Computed Tomographic (CT) Scanning: CT remains one of the best techniques in assessing the anatomy of the actual vertebral body prior to surgical stabilization (Fig. 77-1A, B). Its sensitivity is limited to about 66% and diagnostic accuracy to approximately 89% in detecting areas of vertebral destruction, assessment of extent of paravertebral soft-tissue extension and impingement of the actual spinal cord (26). If there is a contraindication to use MRI (pacemaker, noncompatible MR implants), CT myelography may still be employed to delineate the level of the block (27) (Fig. 77-1A).

Magnetic Resonance Imaging (MRI): Contrasted MRI is the gold standard investigation in detecting ESCC. MRI has a sensitivity of 98.5% and a specificity 98.9% with an overall accuracy of 98.7% (26) (Fig. 77-1C, D). If ESCC is suspected, the entire spine should be imaged since multifocal disease occurs frequently (28). MRI influences radiotherapy fields and in one study led to simulation alterations in 53% of patients, with 21% being major changes (28).

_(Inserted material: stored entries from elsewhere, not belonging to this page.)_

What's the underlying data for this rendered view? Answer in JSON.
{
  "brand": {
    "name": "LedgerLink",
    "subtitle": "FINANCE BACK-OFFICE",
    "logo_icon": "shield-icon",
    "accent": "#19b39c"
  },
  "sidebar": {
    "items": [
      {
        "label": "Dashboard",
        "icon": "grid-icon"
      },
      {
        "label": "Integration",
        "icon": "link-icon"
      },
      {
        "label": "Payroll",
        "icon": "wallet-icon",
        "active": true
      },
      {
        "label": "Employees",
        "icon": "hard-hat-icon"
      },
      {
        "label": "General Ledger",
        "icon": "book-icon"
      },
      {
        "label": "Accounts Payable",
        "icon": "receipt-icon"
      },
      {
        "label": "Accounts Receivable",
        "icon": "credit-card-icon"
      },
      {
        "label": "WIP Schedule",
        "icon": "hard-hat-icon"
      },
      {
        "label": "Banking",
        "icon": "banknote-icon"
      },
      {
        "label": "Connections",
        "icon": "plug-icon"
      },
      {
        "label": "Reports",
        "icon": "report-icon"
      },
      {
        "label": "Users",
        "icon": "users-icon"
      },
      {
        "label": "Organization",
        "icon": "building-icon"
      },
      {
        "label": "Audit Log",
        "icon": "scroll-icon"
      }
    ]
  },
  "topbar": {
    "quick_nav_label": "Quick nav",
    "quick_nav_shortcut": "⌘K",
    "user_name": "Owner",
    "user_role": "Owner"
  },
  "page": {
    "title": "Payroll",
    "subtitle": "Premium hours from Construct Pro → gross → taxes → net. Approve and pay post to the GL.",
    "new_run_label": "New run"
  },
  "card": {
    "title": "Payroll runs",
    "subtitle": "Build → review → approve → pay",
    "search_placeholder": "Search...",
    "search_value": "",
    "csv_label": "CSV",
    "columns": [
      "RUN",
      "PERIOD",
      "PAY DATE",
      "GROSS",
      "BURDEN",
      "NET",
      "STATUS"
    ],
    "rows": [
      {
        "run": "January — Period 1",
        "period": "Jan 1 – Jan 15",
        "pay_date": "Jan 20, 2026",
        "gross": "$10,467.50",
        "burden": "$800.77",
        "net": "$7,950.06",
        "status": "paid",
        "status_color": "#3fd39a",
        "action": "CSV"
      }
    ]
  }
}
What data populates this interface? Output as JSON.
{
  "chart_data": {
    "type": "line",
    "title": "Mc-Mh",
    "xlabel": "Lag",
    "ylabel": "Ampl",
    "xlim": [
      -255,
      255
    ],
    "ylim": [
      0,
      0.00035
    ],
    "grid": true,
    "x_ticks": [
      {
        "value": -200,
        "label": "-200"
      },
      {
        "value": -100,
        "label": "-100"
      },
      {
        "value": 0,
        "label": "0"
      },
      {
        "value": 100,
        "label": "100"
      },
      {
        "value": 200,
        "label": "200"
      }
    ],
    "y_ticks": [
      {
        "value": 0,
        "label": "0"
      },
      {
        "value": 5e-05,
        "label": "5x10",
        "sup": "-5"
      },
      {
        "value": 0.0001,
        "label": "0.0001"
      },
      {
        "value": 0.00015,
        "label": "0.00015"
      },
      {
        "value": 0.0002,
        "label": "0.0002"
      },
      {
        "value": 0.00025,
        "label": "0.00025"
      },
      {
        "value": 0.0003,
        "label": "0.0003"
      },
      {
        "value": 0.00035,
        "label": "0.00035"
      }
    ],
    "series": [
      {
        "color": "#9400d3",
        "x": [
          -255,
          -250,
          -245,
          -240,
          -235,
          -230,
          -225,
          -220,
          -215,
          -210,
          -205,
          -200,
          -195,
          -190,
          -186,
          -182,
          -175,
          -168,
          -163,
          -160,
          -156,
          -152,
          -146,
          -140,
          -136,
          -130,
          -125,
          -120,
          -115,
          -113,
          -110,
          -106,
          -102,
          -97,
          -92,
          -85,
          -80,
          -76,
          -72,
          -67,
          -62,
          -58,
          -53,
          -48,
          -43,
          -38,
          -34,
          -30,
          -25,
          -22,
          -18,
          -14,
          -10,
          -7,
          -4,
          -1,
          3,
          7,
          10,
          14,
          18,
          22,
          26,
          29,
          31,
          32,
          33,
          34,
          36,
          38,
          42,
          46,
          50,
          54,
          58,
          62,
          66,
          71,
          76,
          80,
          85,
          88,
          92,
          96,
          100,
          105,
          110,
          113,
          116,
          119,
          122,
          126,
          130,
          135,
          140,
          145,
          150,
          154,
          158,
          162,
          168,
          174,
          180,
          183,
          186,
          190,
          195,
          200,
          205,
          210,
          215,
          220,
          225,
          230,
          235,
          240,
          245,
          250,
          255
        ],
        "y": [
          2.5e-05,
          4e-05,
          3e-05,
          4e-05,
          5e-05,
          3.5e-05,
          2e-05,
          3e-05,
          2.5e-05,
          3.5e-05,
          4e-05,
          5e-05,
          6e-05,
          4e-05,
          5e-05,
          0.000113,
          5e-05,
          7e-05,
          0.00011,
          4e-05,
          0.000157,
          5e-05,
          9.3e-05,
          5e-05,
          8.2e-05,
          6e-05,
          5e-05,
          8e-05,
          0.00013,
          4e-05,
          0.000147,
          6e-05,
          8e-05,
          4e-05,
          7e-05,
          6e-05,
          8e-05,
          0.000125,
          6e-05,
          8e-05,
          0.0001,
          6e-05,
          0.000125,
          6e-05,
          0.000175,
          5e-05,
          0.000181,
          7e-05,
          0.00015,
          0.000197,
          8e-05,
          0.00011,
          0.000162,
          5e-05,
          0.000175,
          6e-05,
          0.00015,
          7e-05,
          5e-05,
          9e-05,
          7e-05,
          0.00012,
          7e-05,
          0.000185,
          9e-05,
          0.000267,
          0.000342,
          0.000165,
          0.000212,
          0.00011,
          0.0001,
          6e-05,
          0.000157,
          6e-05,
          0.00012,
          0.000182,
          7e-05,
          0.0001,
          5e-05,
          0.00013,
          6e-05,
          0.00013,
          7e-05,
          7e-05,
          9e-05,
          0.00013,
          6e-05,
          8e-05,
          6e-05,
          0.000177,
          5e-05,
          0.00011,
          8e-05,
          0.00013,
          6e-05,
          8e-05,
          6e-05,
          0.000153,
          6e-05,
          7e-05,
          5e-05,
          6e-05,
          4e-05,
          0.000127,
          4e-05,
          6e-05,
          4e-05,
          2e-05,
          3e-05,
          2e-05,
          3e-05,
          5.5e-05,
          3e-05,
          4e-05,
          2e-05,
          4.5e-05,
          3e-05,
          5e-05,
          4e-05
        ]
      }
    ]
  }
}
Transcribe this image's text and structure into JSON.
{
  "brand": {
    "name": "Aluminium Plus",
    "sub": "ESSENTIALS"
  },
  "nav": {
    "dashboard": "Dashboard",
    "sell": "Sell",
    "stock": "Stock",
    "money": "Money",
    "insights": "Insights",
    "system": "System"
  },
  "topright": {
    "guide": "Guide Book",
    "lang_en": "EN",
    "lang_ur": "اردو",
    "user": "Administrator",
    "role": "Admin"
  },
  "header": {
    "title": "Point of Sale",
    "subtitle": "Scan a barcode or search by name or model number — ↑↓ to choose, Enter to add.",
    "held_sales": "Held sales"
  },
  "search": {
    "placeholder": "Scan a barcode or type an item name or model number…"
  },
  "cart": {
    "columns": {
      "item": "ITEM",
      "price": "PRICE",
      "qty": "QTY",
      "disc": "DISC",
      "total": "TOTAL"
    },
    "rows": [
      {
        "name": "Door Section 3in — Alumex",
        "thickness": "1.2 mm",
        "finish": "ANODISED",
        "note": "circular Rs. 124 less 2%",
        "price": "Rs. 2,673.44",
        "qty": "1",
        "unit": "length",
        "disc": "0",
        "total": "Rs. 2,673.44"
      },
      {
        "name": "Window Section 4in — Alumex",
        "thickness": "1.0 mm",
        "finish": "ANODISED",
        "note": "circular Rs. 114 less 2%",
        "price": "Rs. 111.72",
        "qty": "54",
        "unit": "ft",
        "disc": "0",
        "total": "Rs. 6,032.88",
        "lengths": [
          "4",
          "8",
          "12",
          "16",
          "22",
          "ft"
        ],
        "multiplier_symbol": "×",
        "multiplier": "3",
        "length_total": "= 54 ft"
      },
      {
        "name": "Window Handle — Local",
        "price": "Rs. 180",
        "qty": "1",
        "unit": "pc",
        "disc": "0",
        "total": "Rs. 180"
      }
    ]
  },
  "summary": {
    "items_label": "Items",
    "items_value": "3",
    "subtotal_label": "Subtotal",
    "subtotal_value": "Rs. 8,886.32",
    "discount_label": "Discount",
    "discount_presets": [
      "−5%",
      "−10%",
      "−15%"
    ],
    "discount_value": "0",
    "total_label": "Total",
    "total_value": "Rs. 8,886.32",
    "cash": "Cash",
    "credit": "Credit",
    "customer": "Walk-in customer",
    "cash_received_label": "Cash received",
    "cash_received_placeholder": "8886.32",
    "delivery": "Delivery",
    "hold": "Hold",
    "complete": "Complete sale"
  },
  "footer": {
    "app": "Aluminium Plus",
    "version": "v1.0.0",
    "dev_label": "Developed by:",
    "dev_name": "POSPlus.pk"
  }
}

An unenhanced MRI scan can establish the diagnosis of ESCC. However, a contrast-enhanced scan should also be obtained to look for leptomeningeal metastasis, which may mimic the presentation of ESCC. The entire spine should be imaged, as epidural disease may be present at multiple levels, and the spinal level indicated by clinical examination may be several segments below the level of the lesion (29). It is important to obtain axial scans in addition to sagittal images. A “screening” midline sagittal scan is inadequate; multiple sagittal scans using thin slices should be performed. Coronal images of the spine are not required routinely. Adequate analgesia (including corticosteroids) should be administered before the MRI is performed because the patient must lie motionless for the scan, and lying flat may worsen the back pain. If the patient cannot tolerate the full procedure, or if there is not enough time to perform an MRI of the entire spine, the area of interest should be imaged first, followed at a later time by imaging of the remainder of the spine. When ordering radiologic investigations, a clear distinction should be made between the suspected neurologic level of involvement and the suspected vertebral level; the discrepancy between these is greatest at the inferior end of the spinal cord. Because the spinal cord terminates at the first lumbar vertebra, all of the lumbar segments and some of the sacral segments of the cord are usually situated within the thoracic spine.